Salı, 22 Cumade’s Sânî 1446 | 2024/12/24
Saat: (Medine Saati İle)
Menu
ana menü
ana menü

Yargı Kararı ve Kişinin Ebeveyne İyiliği Hakkında

بسم الله الرحمن الرحيم

Soru:

es Selamu Aleykum ve Rahmetullahi ve Berakâtuh

İslami Devlet kitabının [Arapça] s.140.'ta şöyle geçmektedir: "Devletin tebaası olan herkes, ister Müslüman olsun isterse gayri Müslim, Şeriatın öngördüğü haklardan faydalanır. Tebaası olmayan herkes de Müslüman olsa bile, bu haklarından mahrum edilir. Müslüman bir erkeğin, devletin tebaası olan Hıristiyan bir annesi ve devletin tebaası olmayan Müslüman bir babası var ise annesi babasından nafaka alabilir. Ama babası annesinden alamaz. Annesi, babasından nafaka isterse, hâkim anne için nafakaya hükmeder. Çünkü anne devletin tebaasıdır. Ama baba, nafaka talep etse bile hâkim onun için nafakaya hükmetmez ve talebini reddeder."

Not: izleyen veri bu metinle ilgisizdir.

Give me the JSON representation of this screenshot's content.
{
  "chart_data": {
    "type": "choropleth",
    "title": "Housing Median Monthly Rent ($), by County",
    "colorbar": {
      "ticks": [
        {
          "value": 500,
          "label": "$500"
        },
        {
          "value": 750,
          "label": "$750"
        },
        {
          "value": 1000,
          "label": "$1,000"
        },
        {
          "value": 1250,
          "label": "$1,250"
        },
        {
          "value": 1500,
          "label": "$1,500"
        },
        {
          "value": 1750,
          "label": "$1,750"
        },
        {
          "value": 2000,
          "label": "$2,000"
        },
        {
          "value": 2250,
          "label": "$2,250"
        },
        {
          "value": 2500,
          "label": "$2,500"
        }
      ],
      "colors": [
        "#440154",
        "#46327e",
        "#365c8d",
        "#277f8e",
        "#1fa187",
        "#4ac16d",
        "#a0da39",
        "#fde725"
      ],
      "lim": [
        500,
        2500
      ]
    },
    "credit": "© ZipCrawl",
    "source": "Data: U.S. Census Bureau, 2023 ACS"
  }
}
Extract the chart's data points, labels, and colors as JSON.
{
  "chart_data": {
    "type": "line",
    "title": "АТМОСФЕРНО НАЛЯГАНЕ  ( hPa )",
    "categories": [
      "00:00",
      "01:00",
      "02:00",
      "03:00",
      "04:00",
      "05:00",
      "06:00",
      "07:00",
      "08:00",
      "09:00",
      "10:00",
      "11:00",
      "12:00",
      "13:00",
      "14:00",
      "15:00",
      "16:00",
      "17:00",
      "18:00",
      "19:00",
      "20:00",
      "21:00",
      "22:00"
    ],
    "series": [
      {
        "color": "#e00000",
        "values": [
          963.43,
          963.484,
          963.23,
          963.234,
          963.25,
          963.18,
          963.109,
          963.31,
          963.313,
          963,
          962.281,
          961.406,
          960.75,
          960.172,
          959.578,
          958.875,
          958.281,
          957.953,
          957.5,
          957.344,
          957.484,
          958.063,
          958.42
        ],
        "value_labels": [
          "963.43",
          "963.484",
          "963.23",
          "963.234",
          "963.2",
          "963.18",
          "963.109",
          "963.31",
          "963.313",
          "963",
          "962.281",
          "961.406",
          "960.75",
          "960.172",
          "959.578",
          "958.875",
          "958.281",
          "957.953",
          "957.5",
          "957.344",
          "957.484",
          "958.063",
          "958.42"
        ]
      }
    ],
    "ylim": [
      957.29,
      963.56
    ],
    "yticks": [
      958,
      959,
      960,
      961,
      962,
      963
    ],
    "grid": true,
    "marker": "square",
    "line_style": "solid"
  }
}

Burada soru şudur: Kişinin Müslüman ve İslami Devletin tebaası olup olmadığına bakılmaksızın, insanın ebeveyne iyilik etmesi ve onlara merhamet kanatlarını açması vacip değil midir? Bu Müslüman, Muhalefet suçu işlese ve devletin otoritesi dışında bireylerin sınırlarına tecavüz etse, bu bireyler de devletin tebaası olmayan yabancılar ise ve İslami Devlet sınırları içine kaçsa, sonra bu kimseler şikâyet için oraya gelseler, hâkim, devletin tebaası değiller diye davalarını reddeder mi? Ayrıntılı bir şekilde izahat yapılacağını umuyorum. Allah mükâfatınızı artırsın.

ve's Selamu Aleykum ve Rahmetullahi ve Berakâtuh

Cevap:

Aleykum'us Selam ve Rahmetullahi ve Berakâtuh

Burada birbirinden ayrı iki konu vardır:  Yargı kararı ve ebeveyne iyilik etmek.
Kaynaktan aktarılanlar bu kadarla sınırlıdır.